The sun-dried rind of the immature fruit of pomegranate (Punica granatum) is presently used as a herbal formulation (OMARIA, Orissa Malaria Research Indigenous Attempt) in Orissa, India, for the therapy and prophylaxis of malaria. The pathogenesis of cerebral malaria, a complication of the infection by Plasmodium falciparum, is an inflammatory cytokine-driven disease associated to an up-regulation and activity of metalloproteinase-9 and to the increase of TNF production. The in vitro anti-plasmodial activity of Punica granatum (Pg) was recently described. The aim of the present study was to explore whether the anti-malarial effect of OMARIA could also be sustained via other mechanisms among those associated to the host immune response.

Methods

From the methanolic extract of the fruit rind, a fraction enriched in tannins (Pg-FET) was prepared.
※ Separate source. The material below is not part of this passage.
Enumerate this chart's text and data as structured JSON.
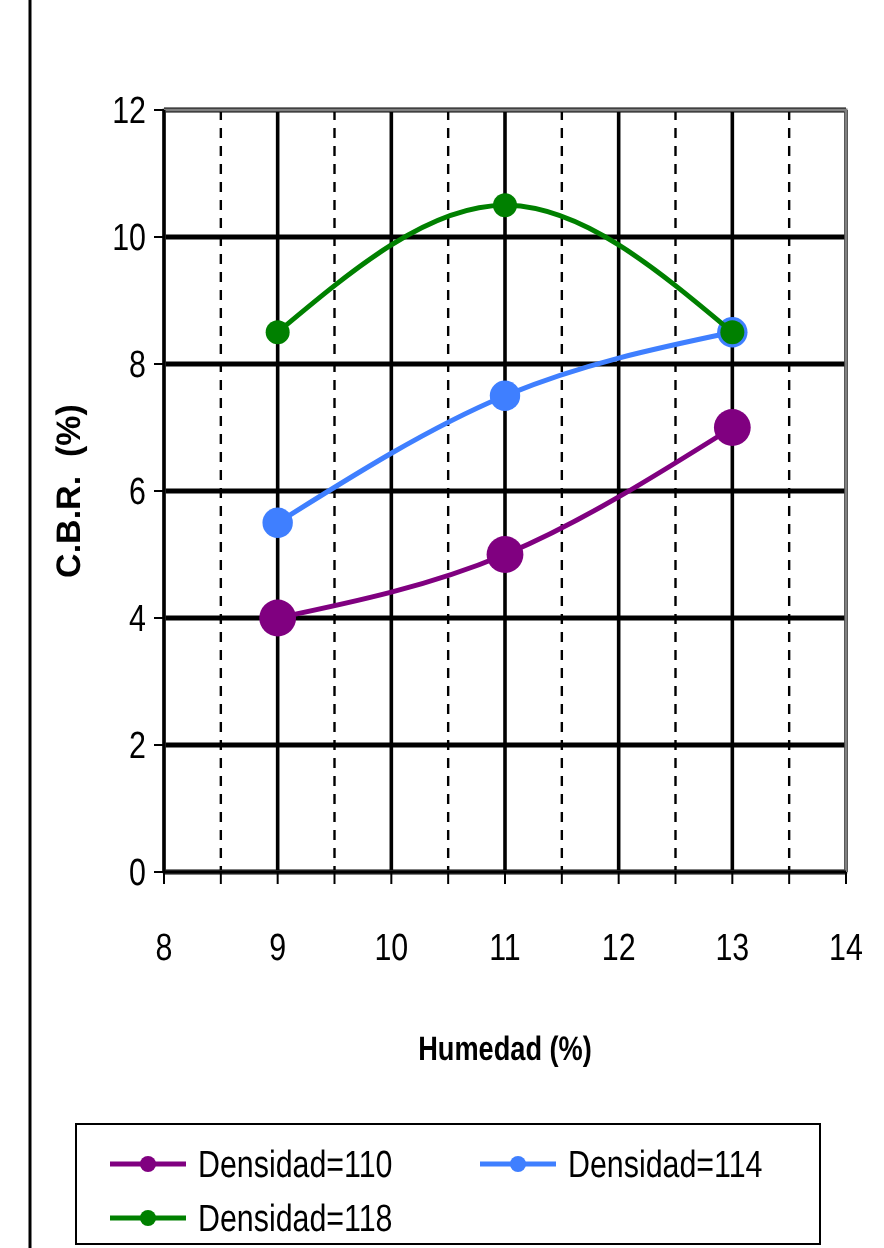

MMP-9 secretion and expression were evaluated in THP-1 cells stimulated with haemozoin or TNF. The assays were conducted in the presence of the Pg-FET and its chemical constituents ellagic acid and punicalagin. The effect of urolithins, the ellagitannin metabolites formed by human intestinal microflora, was also investigated.

Results

Pg-FET and its constituents inhibited the secretion of MMP-9 induced by haemozoin or TNF. The effect occurred at transcriptional level since MMP-9 mRNA levels were lower in the presence of the tested compounds. Urolithins as well inhibited MMP-9 secretion and expression. Pg-FET and pure compounds also inhibited MMP-9 promoter activity and NF-kB-driven transcription.

Conclusions

The beneficial effect of the fruit rind of Punica granatum for the treatment of malarial disease may be attributed to the anti-parasitic activity and the inhibition of the pro-inflammatory mechanisms involved in the onset of cerebral malaria.